Söyleşi fotoğrafları: Süleyman Felamur

 

 

“YILLARCA KAÇAK OYNADIK...”

Ceyhun Canikligil ve Özgür Özdural’ın Kaçak Oyunlar belgeseli, şizofreni hastalarının kendi dünyalarını kendilerinin ifade ettiği bir yapım.

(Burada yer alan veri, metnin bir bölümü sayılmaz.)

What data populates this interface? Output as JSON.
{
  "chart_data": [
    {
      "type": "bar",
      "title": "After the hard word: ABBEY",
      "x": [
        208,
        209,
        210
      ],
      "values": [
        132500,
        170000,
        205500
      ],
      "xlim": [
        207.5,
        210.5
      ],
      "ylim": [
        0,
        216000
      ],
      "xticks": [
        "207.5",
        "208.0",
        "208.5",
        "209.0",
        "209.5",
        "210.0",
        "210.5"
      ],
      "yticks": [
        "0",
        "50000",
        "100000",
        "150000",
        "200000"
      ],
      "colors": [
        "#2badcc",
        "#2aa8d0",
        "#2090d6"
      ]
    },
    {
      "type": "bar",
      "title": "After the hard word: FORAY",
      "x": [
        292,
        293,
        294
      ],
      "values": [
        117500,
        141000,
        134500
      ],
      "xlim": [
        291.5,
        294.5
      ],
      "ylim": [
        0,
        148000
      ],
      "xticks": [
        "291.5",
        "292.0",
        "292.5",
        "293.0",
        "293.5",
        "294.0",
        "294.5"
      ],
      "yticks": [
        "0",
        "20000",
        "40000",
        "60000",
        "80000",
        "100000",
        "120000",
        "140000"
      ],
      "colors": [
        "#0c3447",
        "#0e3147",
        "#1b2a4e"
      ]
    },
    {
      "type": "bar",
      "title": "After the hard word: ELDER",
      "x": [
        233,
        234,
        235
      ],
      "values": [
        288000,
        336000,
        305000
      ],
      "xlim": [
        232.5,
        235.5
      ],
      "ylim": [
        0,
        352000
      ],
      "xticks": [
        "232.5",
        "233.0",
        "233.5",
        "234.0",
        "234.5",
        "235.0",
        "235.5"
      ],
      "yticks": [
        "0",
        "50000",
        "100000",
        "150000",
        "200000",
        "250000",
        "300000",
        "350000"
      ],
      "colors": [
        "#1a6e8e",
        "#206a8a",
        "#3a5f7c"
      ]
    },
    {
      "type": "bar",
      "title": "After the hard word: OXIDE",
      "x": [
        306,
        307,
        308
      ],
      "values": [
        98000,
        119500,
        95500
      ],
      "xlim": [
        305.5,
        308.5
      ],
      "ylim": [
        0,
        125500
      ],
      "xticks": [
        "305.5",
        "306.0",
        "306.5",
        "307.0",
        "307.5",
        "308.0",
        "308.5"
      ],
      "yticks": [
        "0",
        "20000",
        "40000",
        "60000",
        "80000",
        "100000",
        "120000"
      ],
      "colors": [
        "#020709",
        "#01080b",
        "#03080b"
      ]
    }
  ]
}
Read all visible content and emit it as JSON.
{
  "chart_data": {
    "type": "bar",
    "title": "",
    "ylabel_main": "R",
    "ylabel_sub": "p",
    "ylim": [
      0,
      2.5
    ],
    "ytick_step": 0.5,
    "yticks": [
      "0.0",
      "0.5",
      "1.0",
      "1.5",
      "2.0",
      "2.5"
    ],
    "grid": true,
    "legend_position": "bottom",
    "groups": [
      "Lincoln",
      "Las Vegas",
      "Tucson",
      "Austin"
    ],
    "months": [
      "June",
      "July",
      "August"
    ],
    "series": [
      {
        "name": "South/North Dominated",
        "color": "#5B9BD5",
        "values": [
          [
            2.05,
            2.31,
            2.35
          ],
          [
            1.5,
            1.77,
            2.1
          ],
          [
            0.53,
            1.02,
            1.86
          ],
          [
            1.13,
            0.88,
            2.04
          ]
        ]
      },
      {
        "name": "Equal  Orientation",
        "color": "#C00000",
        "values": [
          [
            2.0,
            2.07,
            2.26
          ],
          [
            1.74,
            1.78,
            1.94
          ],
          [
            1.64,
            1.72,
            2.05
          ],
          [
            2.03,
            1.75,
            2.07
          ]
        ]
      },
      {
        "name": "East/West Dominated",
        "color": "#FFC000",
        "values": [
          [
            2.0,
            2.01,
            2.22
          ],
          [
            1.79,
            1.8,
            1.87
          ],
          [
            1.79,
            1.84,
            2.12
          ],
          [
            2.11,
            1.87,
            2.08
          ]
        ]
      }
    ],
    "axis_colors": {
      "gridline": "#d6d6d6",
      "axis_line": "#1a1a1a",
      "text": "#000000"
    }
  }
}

Kaçak Oyunlar, şizofrenisi olan insanların kendilerini anlattıkları belgesel bir film. Yaşamları doktor, hastane, ev ve önyargılı toplum dörtgenine sıkışmış şizofrenlerin “bir dernek” çatısı altında kendi yaşamlarına sahip çıkma çalışmalarının olumlu bir sonucu olan Şizofreni Dostları Derneği’nin halk oyunları ekibi 2004’ün Haziran ayında Hollanda’nın Zaandam şehrinde “Wij Dansen Samen – Birlikte Dans Ediyoruz” isimli gösteriye davet edilir. Filmin yönetmenleri Ceyhun Canikligil ve Özgür Özdural da iki kamera ile bu geziye katılırlar.  Genelde şizofreni hastaları kitaplardan okunduğu gibi ya da hastalığın atak yaptığı andaki korkmuş ve panik dolu halleri ile değerlendirilir. Bu anlamda, Kaçak Oyunlar şizofreniyi yeniden tanımlamaya çalışan bir çalışma. Filmin en önemli ve çarpıcı sahneleri, kişilerin, hastalıklarının bilincinde olarak  kendi yaşam mücadelelerini anlattıkları röportajlar. Filmin kurgusunda tempo, bir an olsun düşmüyor. Kaçak Oyunlar adı, ekiple yapılan konuşmalar sırasında kendini ifade eden birinin cümlesinden doğmuş: “Yıllarca kaçak oynadık…”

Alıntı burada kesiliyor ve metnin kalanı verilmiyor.